Schär: Der Bicakcic-Ersatz machte seine Sache ordentlich. Nur beim 3:2-Anschlusstreffer gab’s ein Abstimmungsproblem mit Strobl.

Süle: Präsenter als Schär. Hätte auf seine gute Leistung fast das i-Tüpfelchen gesetzt. Knifflige Szene: Der Ball sprang ihm vom Oberschenkel an die Hand (82.).

Kim: Kämpfte, machte, tat. Seine Offensivmittel sind aber begrenzt.

Schwegler: Stopfte viele Löcher. Der "Kapitän" musste sich fürs Team aufreiben.

Polanski: Traf diesmal wieder ins richtige Tor - unter Mithilfe von Xhaka. Hohe Intensität. Wer viel arbeitet, macht halt auch Fehler.

Elyounoussi: Belebendes Element, sehr fleißig.

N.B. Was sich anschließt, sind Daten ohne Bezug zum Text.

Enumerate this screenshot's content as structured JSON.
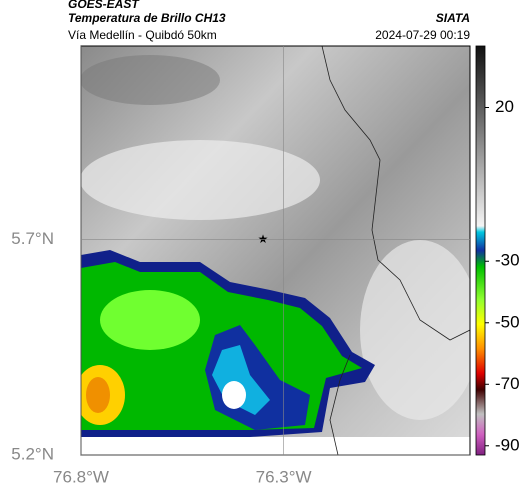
{
  "header": {
    "source": "GOES-EAST",
    "title": "Temperatura de Brillo CH13",
    "agency": "SIATA",
    "subtitle": "Vía Medellín - Quibdó 50km",
    "timestamp": "2024-07-29 00:19"
  },
  "map": {
    "xlim": [
      -76.8,
      -75.84
    ],
    "ylim": [
      5.2,
      6.15
    ],
    "xticks": [
      {
        "value": -76.8,
        "label": "76.8°W"
      },
      {
        "value": -76.3,
        "label": "76.3°W"
      }
    ],
    "yticks": [
      {
        "value": 5.2,
        "label": "5.2°N"
      },
      {
        "value": 5.7,
        "label": "5.7°N"
      }
    ]
  },
  "colorbar": {
    "lim": [
      -93,
      40
    ],
    "ticks": [
      20,
      -30,
      -50,
      -70,
      -90
    ]
  }
}
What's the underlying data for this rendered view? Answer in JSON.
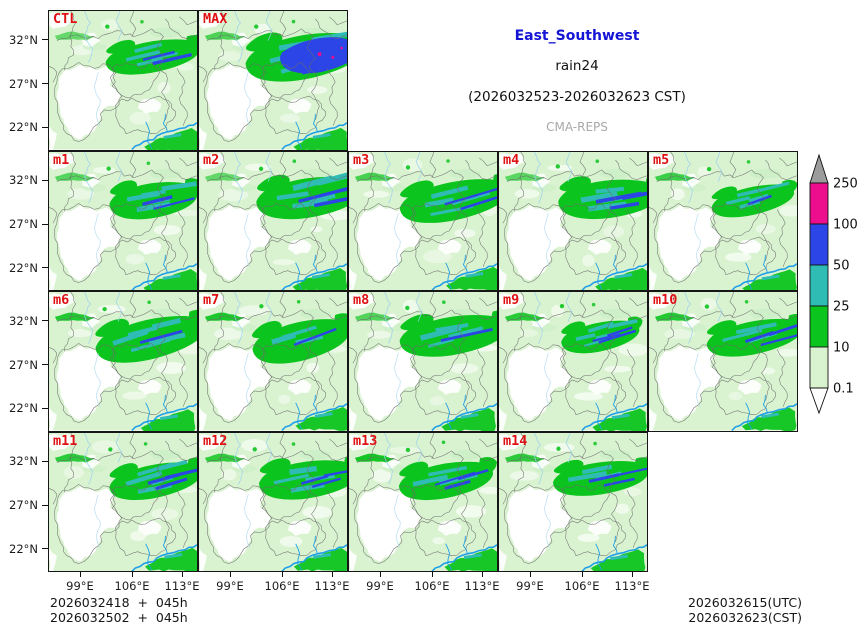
{
  "header": {
    "region_title": "East_Southwest",
    "variable": "rain24",
    "valid_period": "(2026032523-2026032623 CST)",
    "model_name": "CMA-REPS"
  },
  "panels": [
    {
      "label": "CTL",
      "row": 0,
      "col": 0,
      "kind": "ctl"
    },
    {
      "label": "MAX",
      "row": 0,
      "col": 1,
      "kind": "max"
    },
    {
      "label": "m1",
      "row": 1,
      "col": 0,
      "kind": "member"
    },
    {
      "label": "m2",
      "row": 1,
      "col": 1,
      "kind": "member"
    },
    {
      "label": "m3",
      "row": 1,
      "col": 2,
      "kind": "member"
    },
    {
      "label": "m4",
      "row": 1,
      "col": 3,
      "kind": "member"
    },
    {
      "label": "m5",
      "row": 1,
      "col": 4,
      "kind": "member"
    },
    {
      "label": "m6",
      "row": 2,
      "col": 0,
      "kind": "member"
    },
    {
      "label": "m7",
      "row": 2,
      "col": 1,
      "kind": "member"
    },
    {
      "label": "m8",
      "row": 2,
      "col": 2,
      "kind": "member"
    },
    {
      "label": "m9",
      "row": 2,
      "col": 3,
      "kind": "member"
    },
    {
      "label": "m10",
      "row": 2,
      "col": 4,
      "kind": "member"
    },
    {
      "label": "m11",
      "row": 3,
      "col": 0,
      "kind": "member"
    },
    {
      "label": "m12",
      "row": 3,
      "col": 1,
      "kind": "member"
    },
    {
      "label": "m13",
      "row": 3,
      "col": 2,
      "kind": "member"
    },
    {
      "label": "m14",
      "row": 3,
      "col": 3,
      "kind": "member"
    }
  ],
  "axes": {
    "y_tick_labels": [
      "32°N",
      "27°N",
      "22°N"
    ],
    "x_tick_labels": [
      "99°E",
      "106°E",
      "113°E"
    ]
  },
  "colorbar": {
    "tick_labels": [
      "250",
      "100",
      "50",
      "25",
      "10",
      "0.1"
    ],
    "segment_colors_top_to_bottom": [
      "#ec0e8c",
      "#2b45e6",
      "#2fbcb4",
      "#0cc41e",
      "#d9f3d0"
    ],
    "over_arrow_color": "#9c9c9c",
    "under_arrow_color": "#ffffff"
  },
  "footer": {
    "left_lines": [
      "2026032418  +  045h",
      "2026032502  +  045h"
    ],
    "right_lines": [
      "2026032615(UTC)",
      "2026032623(CST)"
    ]
  },
  "style_colors": {
    "panel_label_red": "#e01112",
    "title_blue": "#1515d6",
    "model_gray": "#a8a8a8",
    "rain_light_green": "#d9f3d0",
    "rain_green": "#0cc41e",
    "rain_cyan": "#2fbcb4",
    "rain_blue": "#2b45e6",
    "rain_magenta": "#ec0e8c",
    "boundary_gray": "#6a6a6a",
    "river_blue": "#9bd0f0",
    "coast_blue": "#1f9fe8"
  }
}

Amiri: "Hoffes" Bester. Zwei Assists, ein Treffer. Frech und unbekümmert. So eine feste TSG-Größe.

Zuber: Unheimlich schnell. Dribbelkönig, mit Mut und Entschlossenheit Richtung Borussen-Strafraum.

Volland: Tadellos seine Einstellung. Ihm fehlte aber das Quäntchen Glück.

Szalai: Kam für Volland. Ohne Bewertung.

Schmid: Kam für den ausgepumpten Zuber. Ohne Bewertung.